There are some real concerns about this. There are limits to how many immigrants our system can handle. There is a great deal of crime associated with people crossing the border illegally. (Of course an illegal crossing itself is a crime but I mean people smuggling, sexual slavery, drug smuggling, and other more malign crimes that attach to it.) There is also the exploitation of the immigrants themselves which is facilitated by their illegal status. Employers often practice fraud, allow unsafe working conditions, pay substandard wages, etc. There’s even the danger of terrorists using the human traffic to bring dangerous people into the U.S.

I wish I could say that I’m smart enough to know what kind of immigration policy would prevent all of these problems. I’m not. I don’t have a policy solution and this isn’t a political blog. What I do want to lift up is the idea that a wall (real of metaphorical) is not a solution. It’s just a way of separating the world into ‘us’ and ‘them’ and pretending that our problems will all be solved if we just keep ‘them’ out.1

It’s a mindset that people have fallen into in many times and places. You can see it clearly in the New Testament where ‘unclean’ people were regularly excluded from the life of the community. With the best of intentions (protecting our people, our faith, and our identity) the religious officials found ways to exclude the physically and emotionally ill, foreigners, and people who fell short of the standards of purity.
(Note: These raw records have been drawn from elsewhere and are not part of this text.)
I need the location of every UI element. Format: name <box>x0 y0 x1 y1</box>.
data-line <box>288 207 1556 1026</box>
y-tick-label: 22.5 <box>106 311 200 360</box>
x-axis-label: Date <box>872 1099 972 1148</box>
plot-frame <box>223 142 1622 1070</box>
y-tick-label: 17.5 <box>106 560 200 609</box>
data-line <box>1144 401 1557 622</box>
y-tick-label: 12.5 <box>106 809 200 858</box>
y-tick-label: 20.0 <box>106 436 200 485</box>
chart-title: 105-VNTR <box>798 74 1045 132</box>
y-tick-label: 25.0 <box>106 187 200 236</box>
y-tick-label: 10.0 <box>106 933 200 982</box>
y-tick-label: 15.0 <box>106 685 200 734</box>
This set up a powerful tension between these leaders and Jesus. He drew the harshest criticism when he reached out to the people on the other side of the cultural walls. He touched the untouchable, connected to foreigners with kindness and respect, and shared meals with tax collectors and prostitutes. For him there was no ‘them.’ He offered everyone a chance to be ‘us’ without walls.

We lose touch with this when we start to focus on walls, and we connect to a different way of thinking. As physical walls go up so do the emotional walls of hate and fear. I’m not saying that everyone who wants to control immigration is a hate-monger, but the danger of becoming caught in the same mindset is very real. The Southern Poverty Law Center reports a 40% growth in American hate groups since 2000. This appears to be directly connected to the immigration debate.

"This kind of really vile propaganda begins in hate groups, makes its way out into the larger anti-immigration movement, and, before you know it, winds up in places like 'Lou Dobbs Tonight' on CNN," said Mark Potok, director of the SPLC's Intelligence Project. "This country needs a robust debate on immigration, but it does not need a debate based on racist allegations and bogus conspiracy theories." (The full article can be found at http://www.splcenter.org/intel/intelreport/article.jsp?aid=762 )

As I said before, I’m not smart enough to have the answer to the immigration question. I am convinced though that it isn’t about building more walls. Good fences don't make good neighbors.